Friday, July 29, 2011

Cataract Surgery, Macular Pucker & Scarring

Question: I had Cataract Surgery in May and after the required recovery time, I saw my optometrist to get new lenses. After waiting two weeks for the glasses, I was not able to read at all. My optometrist re-examined me and found that the vision in my right eye was worse than when he had examined me two weeks prior. He noticed scaring in that eye and was concerned at the rapid decline in vision and referred me back to my Cataract Surgeon. Based on my description of my vision and a letter sent from my optometrist, my surgeon said it was most likely opacification and he would just do a YAG procedure, but after examining my eye, he decided to do a Zeiss scan. The scan showed scaring. My Cataract Surgeon then referred me to a Retinal Specialist. They have not called me yet to set up an appointment, but I have some questions in the mean time. My questions are: 1) Where exactly would the scaring be that he saw on the scan? The Retina, Macula or where? 2) Does scaring mean the same thing as opacification? 3) What would the procedure be called to remove the scaring? 4) Approximately how long would the recovery time be before I could order new lenses for my glasses. I also have a Macular Pucker on that eye. I am thinking that the Retinal Specialist possibly would correct the pucker at the same time. 5) If both the scaring and pucker were operated on at the same time, what would the recovery time be? 6) What causes the scaring and how common of a side effect is it?

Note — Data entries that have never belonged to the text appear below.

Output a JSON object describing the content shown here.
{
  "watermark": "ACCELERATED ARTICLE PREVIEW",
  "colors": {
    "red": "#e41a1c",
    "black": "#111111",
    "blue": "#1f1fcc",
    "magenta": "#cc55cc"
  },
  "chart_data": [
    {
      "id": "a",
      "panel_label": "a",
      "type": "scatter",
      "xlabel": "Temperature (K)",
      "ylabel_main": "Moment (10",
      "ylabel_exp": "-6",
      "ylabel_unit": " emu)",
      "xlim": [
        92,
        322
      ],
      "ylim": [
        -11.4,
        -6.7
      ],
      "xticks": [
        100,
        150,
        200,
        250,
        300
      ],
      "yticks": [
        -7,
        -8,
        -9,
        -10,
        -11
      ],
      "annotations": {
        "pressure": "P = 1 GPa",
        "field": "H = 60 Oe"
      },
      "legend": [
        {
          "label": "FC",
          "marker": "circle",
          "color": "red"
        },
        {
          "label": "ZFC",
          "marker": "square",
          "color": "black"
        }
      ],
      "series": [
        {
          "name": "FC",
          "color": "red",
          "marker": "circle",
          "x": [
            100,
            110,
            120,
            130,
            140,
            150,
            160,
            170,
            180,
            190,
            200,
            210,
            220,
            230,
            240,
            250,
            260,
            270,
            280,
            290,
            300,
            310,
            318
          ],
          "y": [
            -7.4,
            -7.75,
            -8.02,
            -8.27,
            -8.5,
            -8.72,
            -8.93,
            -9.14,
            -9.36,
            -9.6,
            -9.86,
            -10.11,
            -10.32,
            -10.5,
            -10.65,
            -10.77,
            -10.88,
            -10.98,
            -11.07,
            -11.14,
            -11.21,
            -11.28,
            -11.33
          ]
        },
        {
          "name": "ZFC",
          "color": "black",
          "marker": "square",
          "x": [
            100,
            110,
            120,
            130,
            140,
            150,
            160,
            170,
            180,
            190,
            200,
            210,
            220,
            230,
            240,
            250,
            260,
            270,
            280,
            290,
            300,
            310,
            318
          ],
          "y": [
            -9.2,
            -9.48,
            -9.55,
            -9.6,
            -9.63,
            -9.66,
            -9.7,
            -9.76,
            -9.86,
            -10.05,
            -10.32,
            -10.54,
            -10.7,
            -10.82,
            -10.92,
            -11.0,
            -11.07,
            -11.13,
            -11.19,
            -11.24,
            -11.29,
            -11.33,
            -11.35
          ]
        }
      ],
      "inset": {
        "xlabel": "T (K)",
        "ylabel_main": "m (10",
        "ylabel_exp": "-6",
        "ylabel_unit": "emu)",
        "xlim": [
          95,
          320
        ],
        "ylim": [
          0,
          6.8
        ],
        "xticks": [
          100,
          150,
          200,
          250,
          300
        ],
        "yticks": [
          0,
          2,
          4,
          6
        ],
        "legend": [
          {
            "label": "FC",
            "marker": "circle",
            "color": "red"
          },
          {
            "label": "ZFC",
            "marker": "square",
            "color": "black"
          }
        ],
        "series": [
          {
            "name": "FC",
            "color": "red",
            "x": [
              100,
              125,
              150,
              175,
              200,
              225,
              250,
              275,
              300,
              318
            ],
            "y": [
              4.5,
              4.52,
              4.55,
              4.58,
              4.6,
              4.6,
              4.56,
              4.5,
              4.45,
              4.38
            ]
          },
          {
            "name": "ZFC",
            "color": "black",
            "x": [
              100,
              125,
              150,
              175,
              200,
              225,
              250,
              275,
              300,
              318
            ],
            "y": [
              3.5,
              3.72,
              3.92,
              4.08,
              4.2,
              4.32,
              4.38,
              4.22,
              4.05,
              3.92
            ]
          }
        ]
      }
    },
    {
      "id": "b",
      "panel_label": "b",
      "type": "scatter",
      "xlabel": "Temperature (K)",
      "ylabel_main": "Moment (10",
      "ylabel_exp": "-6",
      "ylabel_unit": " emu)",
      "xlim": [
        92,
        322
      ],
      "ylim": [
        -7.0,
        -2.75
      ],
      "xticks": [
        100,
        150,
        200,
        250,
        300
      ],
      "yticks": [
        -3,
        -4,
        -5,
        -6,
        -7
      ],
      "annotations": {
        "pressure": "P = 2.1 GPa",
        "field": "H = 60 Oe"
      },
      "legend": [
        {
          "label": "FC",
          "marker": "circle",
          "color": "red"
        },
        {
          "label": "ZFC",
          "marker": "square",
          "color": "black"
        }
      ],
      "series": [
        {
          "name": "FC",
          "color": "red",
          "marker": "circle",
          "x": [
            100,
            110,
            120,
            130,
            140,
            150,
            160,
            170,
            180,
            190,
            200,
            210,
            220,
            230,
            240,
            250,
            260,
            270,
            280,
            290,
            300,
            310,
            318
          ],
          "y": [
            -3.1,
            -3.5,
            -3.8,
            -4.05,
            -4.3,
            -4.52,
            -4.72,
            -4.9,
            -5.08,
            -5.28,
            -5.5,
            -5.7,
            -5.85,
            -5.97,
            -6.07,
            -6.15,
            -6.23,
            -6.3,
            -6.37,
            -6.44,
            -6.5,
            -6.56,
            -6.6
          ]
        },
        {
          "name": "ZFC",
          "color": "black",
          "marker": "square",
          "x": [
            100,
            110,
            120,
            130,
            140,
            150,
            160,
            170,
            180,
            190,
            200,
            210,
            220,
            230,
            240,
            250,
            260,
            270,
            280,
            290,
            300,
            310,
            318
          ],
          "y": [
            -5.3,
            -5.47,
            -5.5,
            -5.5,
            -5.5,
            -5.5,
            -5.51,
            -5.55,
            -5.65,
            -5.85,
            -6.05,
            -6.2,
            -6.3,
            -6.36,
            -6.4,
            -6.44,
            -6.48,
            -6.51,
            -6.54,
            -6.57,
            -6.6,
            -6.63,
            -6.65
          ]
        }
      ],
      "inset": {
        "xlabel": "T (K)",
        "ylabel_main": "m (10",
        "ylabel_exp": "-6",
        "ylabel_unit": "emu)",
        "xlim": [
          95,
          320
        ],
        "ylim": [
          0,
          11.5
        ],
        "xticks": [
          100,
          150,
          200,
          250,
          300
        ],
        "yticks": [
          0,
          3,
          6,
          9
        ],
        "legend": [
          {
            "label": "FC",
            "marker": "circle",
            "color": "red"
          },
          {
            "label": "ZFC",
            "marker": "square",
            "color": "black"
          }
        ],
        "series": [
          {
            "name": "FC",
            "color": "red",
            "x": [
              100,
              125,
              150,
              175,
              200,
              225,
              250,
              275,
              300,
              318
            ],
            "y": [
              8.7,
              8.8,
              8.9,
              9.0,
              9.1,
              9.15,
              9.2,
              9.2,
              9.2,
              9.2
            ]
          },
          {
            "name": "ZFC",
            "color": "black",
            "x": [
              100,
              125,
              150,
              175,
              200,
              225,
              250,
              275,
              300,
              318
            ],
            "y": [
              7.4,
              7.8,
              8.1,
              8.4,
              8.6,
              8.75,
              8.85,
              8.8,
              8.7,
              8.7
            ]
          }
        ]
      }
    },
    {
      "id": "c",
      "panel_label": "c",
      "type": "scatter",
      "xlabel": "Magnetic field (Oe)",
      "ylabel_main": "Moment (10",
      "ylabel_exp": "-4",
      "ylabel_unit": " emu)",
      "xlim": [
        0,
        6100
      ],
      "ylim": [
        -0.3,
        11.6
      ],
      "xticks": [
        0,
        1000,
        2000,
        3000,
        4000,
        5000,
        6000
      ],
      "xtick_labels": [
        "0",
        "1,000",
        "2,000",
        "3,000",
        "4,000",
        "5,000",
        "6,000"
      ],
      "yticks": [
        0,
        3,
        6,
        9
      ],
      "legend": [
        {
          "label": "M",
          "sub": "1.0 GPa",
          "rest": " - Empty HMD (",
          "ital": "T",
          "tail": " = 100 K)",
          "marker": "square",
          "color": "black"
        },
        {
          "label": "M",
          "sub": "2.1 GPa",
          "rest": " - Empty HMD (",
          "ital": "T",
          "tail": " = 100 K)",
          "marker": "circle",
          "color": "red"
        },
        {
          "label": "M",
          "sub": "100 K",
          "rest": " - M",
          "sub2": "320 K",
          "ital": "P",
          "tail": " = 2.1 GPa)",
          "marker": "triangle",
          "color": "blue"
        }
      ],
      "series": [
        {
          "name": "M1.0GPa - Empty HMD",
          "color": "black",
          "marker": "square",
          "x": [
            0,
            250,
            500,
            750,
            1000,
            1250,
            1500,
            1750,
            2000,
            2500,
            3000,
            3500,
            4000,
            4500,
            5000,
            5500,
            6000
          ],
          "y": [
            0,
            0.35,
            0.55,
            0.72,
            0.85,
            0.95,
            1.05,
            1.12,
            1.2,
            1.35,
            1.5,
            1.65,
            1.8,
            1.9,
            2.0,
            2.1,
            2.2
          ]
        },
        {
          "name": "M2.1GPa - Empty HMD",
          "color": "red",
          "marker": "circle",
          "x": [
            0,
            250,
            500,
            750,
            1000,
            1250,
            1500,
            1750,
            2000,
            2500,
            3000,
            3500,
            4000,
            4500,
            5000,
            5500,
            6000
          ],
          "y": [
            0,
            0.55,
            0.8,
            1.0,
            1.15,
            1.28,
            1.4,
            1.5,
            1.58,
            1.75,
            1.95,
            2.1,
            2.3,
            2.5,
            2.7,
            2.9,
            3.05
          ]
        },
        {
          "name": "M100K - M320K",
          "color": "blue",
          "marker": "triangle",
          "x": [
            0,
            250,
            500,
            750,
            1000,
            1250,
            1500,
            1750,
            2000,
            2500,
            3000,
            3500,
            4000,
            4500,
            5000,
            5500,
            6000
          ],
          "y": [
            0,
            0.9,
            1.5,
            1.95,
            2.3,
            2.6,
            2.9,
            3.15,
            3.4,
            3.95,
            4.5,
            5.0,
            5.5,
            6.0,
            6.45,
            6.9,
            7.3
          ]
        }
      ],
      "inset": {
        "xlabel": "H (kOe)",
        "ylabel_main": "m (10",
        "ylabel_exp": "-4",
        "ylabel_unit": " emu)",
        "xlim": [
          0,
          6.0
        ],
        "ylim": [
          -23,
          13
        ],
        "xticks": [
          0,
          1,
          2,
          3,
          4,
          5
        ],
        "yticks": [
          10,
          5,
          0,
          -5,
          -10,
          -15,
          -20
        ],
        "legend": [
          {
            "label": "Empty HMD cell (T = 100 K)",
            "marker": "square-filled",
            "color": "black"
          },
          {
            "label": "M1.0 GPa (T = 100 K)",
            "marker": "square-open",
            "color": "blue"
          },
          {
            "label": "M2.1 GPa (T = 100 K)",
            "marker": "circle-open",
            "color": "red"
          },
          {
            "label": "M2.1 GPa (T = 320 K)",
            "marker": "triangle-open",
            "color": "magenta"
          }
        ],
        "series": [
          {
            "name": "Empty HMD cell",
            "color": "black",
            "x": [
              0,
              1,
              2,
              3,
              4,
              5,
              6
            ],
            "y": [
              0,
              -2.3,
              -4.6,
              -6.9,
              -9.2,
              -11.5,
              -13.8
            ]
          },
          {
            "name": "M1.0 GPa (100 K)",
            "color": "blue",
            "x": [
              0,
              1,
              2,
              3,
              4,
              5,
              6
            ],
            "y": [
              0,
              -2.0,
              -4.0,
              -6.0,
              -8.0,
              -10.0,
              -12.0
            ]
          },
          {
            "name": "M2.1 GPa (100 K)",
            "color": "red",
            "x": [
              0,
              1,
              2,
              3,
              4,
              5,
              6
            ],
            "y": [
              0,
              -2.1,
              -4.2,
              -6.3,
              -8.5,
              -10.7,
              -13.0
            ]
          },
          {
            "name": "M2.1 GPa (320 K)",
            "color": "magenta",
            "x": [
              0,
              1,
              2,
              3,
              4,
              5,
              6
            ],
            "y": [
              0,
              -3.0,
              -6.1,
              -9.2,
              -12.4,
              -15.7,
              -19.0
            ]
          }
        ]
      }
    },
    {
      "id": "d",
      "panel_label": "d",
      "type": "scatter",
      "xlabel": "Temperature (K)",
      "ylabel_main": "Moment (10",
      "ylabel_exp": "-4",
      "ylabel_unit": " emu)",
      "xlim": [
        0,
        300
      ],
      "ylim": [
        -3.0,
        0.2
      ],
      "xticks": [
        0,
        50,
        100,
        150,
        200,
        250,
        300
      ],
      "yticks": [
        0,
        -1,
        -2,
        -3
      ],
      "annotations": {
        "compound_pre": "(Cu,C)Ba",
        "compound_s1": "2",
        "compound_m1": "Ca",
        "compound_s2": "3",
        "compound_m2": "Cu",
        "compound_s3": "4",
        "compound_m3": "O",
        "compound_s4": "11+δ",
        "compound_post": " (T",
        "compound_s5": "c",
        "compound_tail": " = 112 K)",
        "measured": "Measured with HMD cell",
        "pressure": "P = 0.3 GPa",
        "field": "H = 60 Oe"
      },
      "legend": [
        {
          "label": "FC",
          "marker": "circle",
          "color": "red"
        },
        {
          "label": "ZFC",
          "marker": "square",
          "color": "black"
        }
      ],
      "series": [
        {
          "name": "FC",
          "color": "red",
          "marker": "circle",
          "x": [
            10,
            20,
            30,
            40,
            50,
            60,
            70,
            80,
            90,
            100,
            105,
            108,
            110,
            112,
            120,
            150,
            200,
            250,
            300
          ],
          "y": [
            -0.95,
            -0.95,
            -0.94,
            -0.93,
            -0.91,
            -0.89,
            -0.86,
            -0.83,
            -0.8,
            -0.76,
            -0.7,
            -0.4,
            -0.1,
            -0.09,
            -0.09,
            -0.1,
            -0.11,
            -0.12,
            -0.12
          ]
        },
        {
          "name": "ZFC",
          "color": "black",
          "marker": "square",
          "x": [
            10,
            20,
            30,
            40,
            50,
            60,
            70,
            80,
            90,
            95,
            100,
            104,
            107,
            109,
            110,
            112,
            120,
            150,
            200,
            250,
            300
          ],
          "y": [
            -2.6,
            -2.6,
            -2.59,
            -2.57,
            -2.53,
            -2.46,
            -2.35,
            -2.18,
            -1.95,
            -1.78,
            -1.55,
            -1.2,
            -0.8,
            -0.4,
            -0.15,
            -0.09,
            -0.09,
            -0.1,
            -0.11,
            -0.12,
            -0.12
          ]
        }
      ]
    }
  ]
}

Answer: It is not possible to provide a great deal of information in your situation as there are a number of key pieces of clinical information that are only found in the examination results-but we will try and help you understand some aspects so that you can ask both the Retina Specialist and Cataract Surgeon the most important questions. From your description is sounds as if there are three possible things going on that are impacting your vision after the Cataract Surgery. First, when the Cataract is removed the "capsule" of the crystalline lens-where the cloudy material existed and formed the Cataract-is left intact. Sometimes this "capsule" becomes opacified and requires a YAG Laser Capsulotomy be performed to create an opening for clear vision. The YAG Laser procedure is a quick, painless laser procdure performed with eye drop anesthesia and improves vision almost immediately. Second, if you have been told that you have a Macular Pucker, this is a condition that is usually unrelated to your Cataract operation but can significantly impact the quality of your "straight ahead" vision-especially for reading. A Macular Pucker does not typically cause scarring. If you are now being diagnosed with "scarring" it is not obvious from your description exactly where that is located. If you also now have scarring of the Macula as if from Macular Degeneration this needs to be reviewed and investigated by the Retina Specialist. If the term "scarring" has been used to describe the opacification of the lens capsule then this will be remediated by the YAG Laser procedure-it is not easy to tell from your description. Your best next step os to schedule that appointment with the Retina Specialist so that the exact conditon of the Retina and Macula can be determined and then if warranted a YAG Laser Capsulotomy can be done.

Important Note: The information presented on the About Cataract Surgery Blog or provided in response to a request for information in the Ask Cataract Surgeons section on is not intended to diagnose or treat eye problems, eye conditions or eye diseases including appropriateness of treatment, risks, complications or side effects as related to Cataracts, Cataract Surgery of Lens Implants. In particular a response to an inquiry made on the Ask Cataract Surgeons section of is not meant to take the place of the professional medical care provided by your eye doctor, ophthalmologist and Cataract Surgeon. Contacting us via e-mail or any other means is not a substitute for medical care.